Sunday, June 22, 2025

Wichenford, Worcestershire

 

Local colour

Monuments like this – a large 17th-century altar tomb commemorating four members of the same family – make me smile. I find them delightful because they’re colourful (and parish churches often lack colour, aside from the stained glass which not all churches have anyway) and because of the way that they connect us with the people of the past. The people in this case are John Washbourne, whose effigy is placed above that of his father, Anthony, and beneath those of his two wives, Mary (née Savage) and Eleanor (née Lygon). I do not pretend that these rather stylised portraits by a presumably local artist capture the subjects’ features with great precision – only those rich enough to hire a top-rank London sculptor could expect that, the rest had to make do with something more approximate or stylised. But the monument does tell us something about how they wished to be remembered, or more exactly how John Washbourne, who commissioned the monument when he was 84 years old, wanted them to be remembered. The delineation of the armour and the women’s clothes, as well as of their faces, has been done with care and the formality or stiffness of the figures is very much of its time.

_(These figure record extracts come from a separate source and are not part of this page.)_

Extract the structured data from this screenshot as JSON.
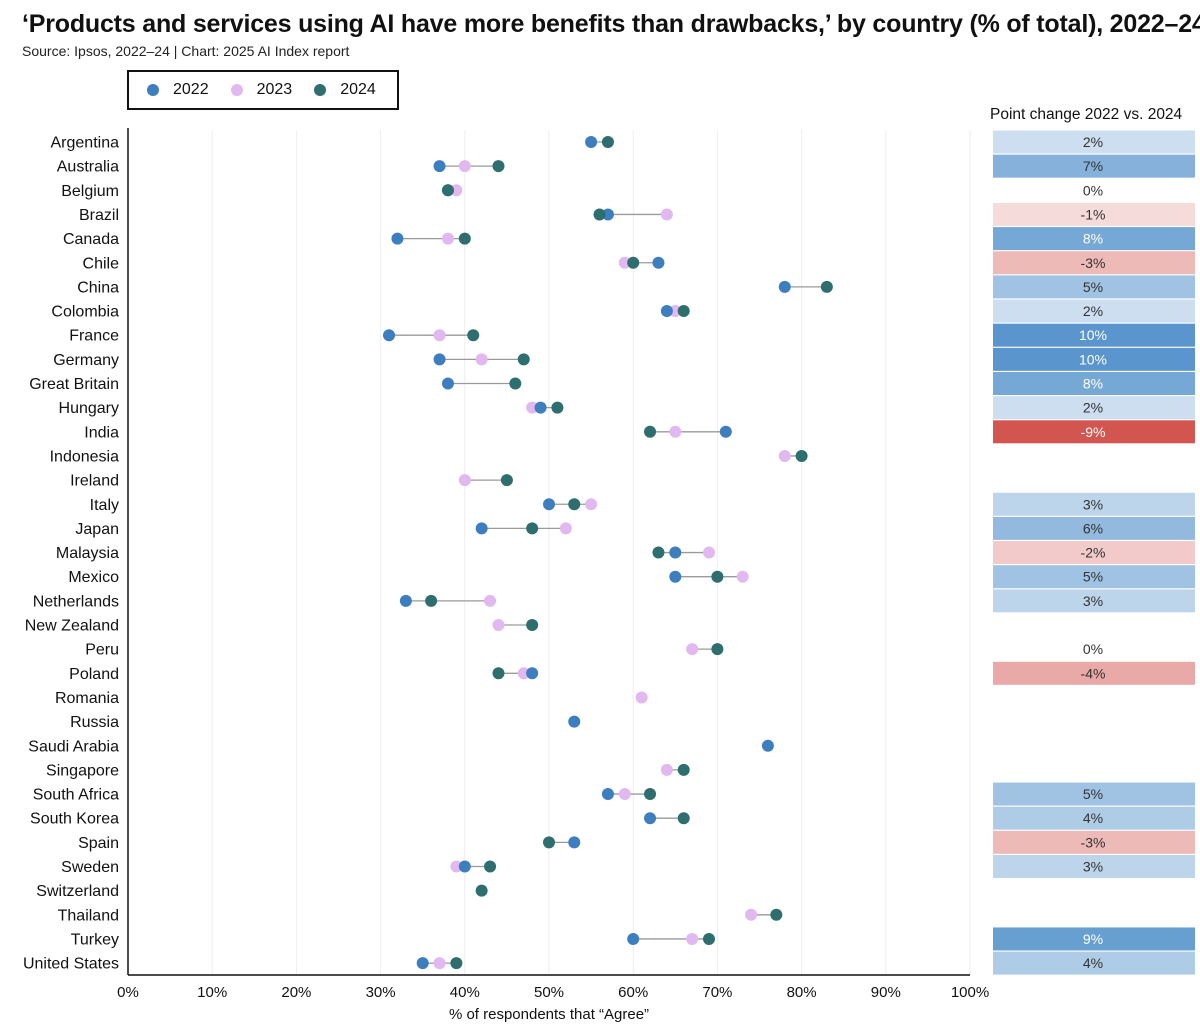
{
  "title": "‘Products and services using AI have more benefits than drawbacks,’ by country (% of total), 2022–24",
  "subtitle": "Source: Ipsos, 2022–24 | Chart: 2025 AI Index report",
  "legend": [
    {
      "label": "2022",
      "color": "#3d7ebf"
    },
    {
      "label": "2023",
      "color": "#e2b8f0"
    },
    {
      "label": "2024",
      "color": "#2e6e6e"
    }
  ],
  "change_header": "Point change 2022 vs. 2024",
  "chart_data": {
    "type": "scatter",
    "title": "‘Products and services using AI have more benefits than drawbacks,’ by country (% of total), 2022–24",
    "xlabel": "% of respondents that “Agree”",
    "ylabel": "",
    "xlim": [
      0,
      100
    ],
    "x_ticks": [
      "0%",
      "10%",
      "20%",
      "30%",
      "40%",
      "50%",
      "60%",
      "70%",
      "80%",
      "90%",
      "100%"
    ],
    "series_names": [
      "2022",
      "2023",
      "2024"
    ],
    "categories": [
      "Argentina",
      "Australia",
      "Belgium",
      "Brazil",
      "Canada",
      "Chile",
      "China",
      "Colombia",
      "France",
      "Germany",
      "Great Britain",
      "Hungary",
      "India",
      "Indonesia",
      "Ireland",
      "Italy",
      "Japan",
      "Malaysia",
      "Mexico",
      "Netherlands",
      "New Zealand",
      "Peru",
      "Poland",
      "Romania",
      "Russia",
      "Saudi Arabia",
      "Singapore",
      "South Africa",
      "South Korea",
      "Spain",
      "Sweden",
      "Switzerland",
      "Thailand",
      "Turkey",
      "United States"
    ],
    "series": [
      {
        "name": "2022",
        "values": [
          55,
          37,
          38,
          57,
          32,
          63,
          78,
          64,
          31,
          37,
          38,
          49,
          71,
          null,
          null,
          50,
          42,
          65,
          65,
          33,
          null,
          null,
          48,
          null,
          53,
          76,
          null,
          57,
          62,
          53,
          40,
          null,
          null,
          60,
          35
        ]
      },
      {
        "name": "2023",
        "values": [
          null,
          40,
          39,
          64,
          38,
          59,
          null,
          65,
          37,
          42,
          null,
          48,
          65,
          78,
          40,
          55,
          52,
          69,
          73,
          43,
          44,
          67,
          47,
          61,
          null,
          null,
          64,
          59,
          null,
          null,
          39,
          null,
          74,
          67,
          37
        ]
      },
      {
        "name": "2024",
        "values": [
          57,
          44,
          38,
          56,
          40,
          60,
          83,
          66,
          41,
          47,
          46,
          51,
          62,
          80,
          45,
          53,
          48,
          63,
          70,
          36,
          48,
          70,
          44,
          null,
          null,
          null,
          66,
          62,
          66,
          50,
          43,
          42,
          77,
          69,
          39
        ]
      }
    ],
    "point_change": [
      "2%",
      "7%",
      "0%",
      "-1%",
      "8%",
      "-3%",
      "5%",
      "2%",
      "10%",
      "10%",
      "8%",
      "2%",
      "-9%",
      "",
      "",
      "3%",
      "6%",
      "-2%",
      "5%",
      "3%",
      "",
      "0%",
      "-4%",
      "",
      "",
      "",
      "",
      "5%",
      "4%",
      "-3%",
      "3%",
      "",
      "",
      "9%",
      "4%"
    ],
    "point_change_values": [
      2,
      7,
      0,
      -1,
      8,
      -3,
      5,
      2,
      10,
      10,
      8,
      2,
      -9,
      null,
      null,
      3,
      6,
      -2,
      5,
      3,
      null,
      0,
      -4,
      null,
      null,
      null,
      null,
      5,
      4,
      -3,
      3,
      null,
      null,
      9,
      4
    ]
  }
}
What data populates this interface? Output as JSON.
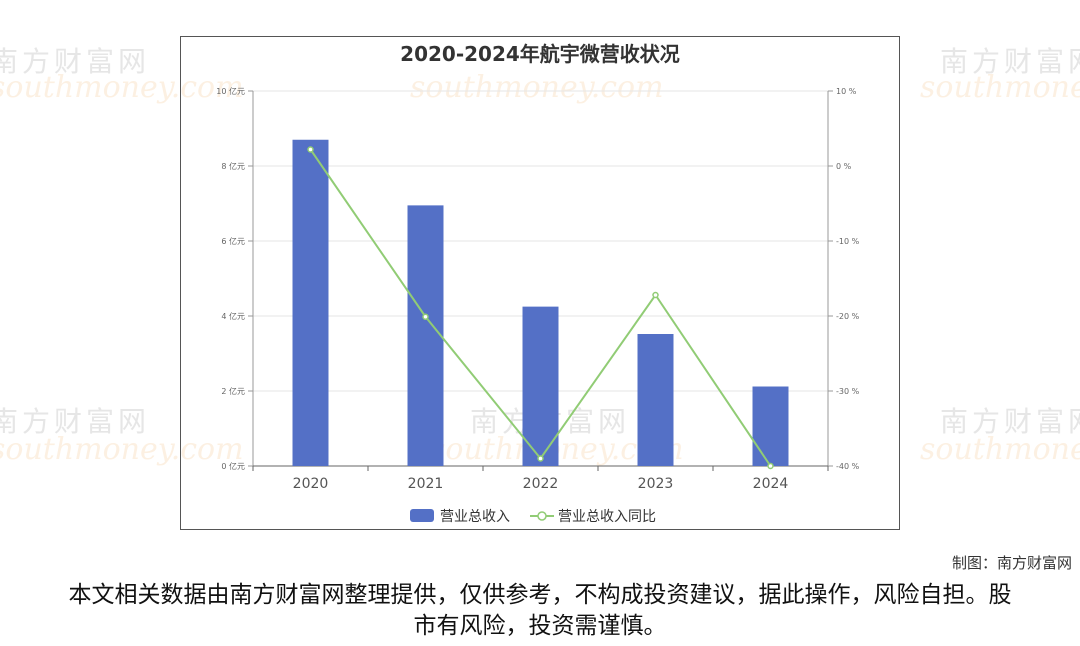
{
  "chart_data": {
    "type": "bar+line",
    "title": "2020-2024年航宇微营收状况",
    "categories": [
      "2020",
      "2021",
      "2022",
      "2023",
      "2024"
    ],
    "series": [
      {
        "name": "营业总收入",
        "type": "bar",
        "axis": "left",
        "unit": "亿元",
        "color": "#5470c6",
        "values": [
          8.7,
          6.95,
          4.25,
          3.52,
          2.12
        ]
      },
      {
        "name": "营业总收入同比",
        "type": "line",
        "axis": "right",
        "unit": "%",
        "color": "#91cc75",
        "values": [
          2.2,
          -20.1,
          -39,
          -17.2,
          -40
        ]
      }
    ],
    "left_axis": {
      "ylim": [
        0,
        10
      ],
      "ticks": [
        0,
        2,
        4,
        6,
        8,
        10
      ],
      "tick_labels": [
        "0 亿元",
        "2 亿元",
        "4 亿元",
        "6 亿元",
        "8 亿元",
        "10 亿元"
      ]
    },
    "right_axis": {
      "ylim": [
        -40,
        10
      ],
      "ticks": [
        -40,
        -30,
        -20,
        -10,
        0,
        10
      ],
      "tick_labels": [
        "-40 %",
        "-30 %",
        "-20 %",
        "-10 %",
        "0 %",
        "10 %"
      ]
    },
    "grid": true,
    "legend_position": "bottom-center"
  },
  "credit": "制图：南方财富网",
  "disclaimer": "本文相关数据由南方财富网整理提供，仅供参考，不构成投资建议，据此操作，风险自担。股市有风险，投资需谨慎。",
  "watermark": {
    "cn": "南方财富网",
    "en": "southmoney.com"
  }
}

So is the decoration – the array of foliate motifs, scrollwork, and strapwork. The bright colour is restored but must come near to the original. Very much of its time too is the heraldry. The arms of at the upper centre of the monument are of the Washbourne family. Lower down and also in the centre are the same arms quartered with those of two other related families, Poer and Dabitot. To the left these arms are combined with (or impale, to use the heraldic term) those of Savage on the left and Lygon on the right. Portraits and visual identifications and ornamentation combine to make an effect I find both impressive and charming. True, you had to be rich and powerful to have a monument like this and to be allowed to occupy quite a large part of a small church with it. But personally I don’t grudge them the space.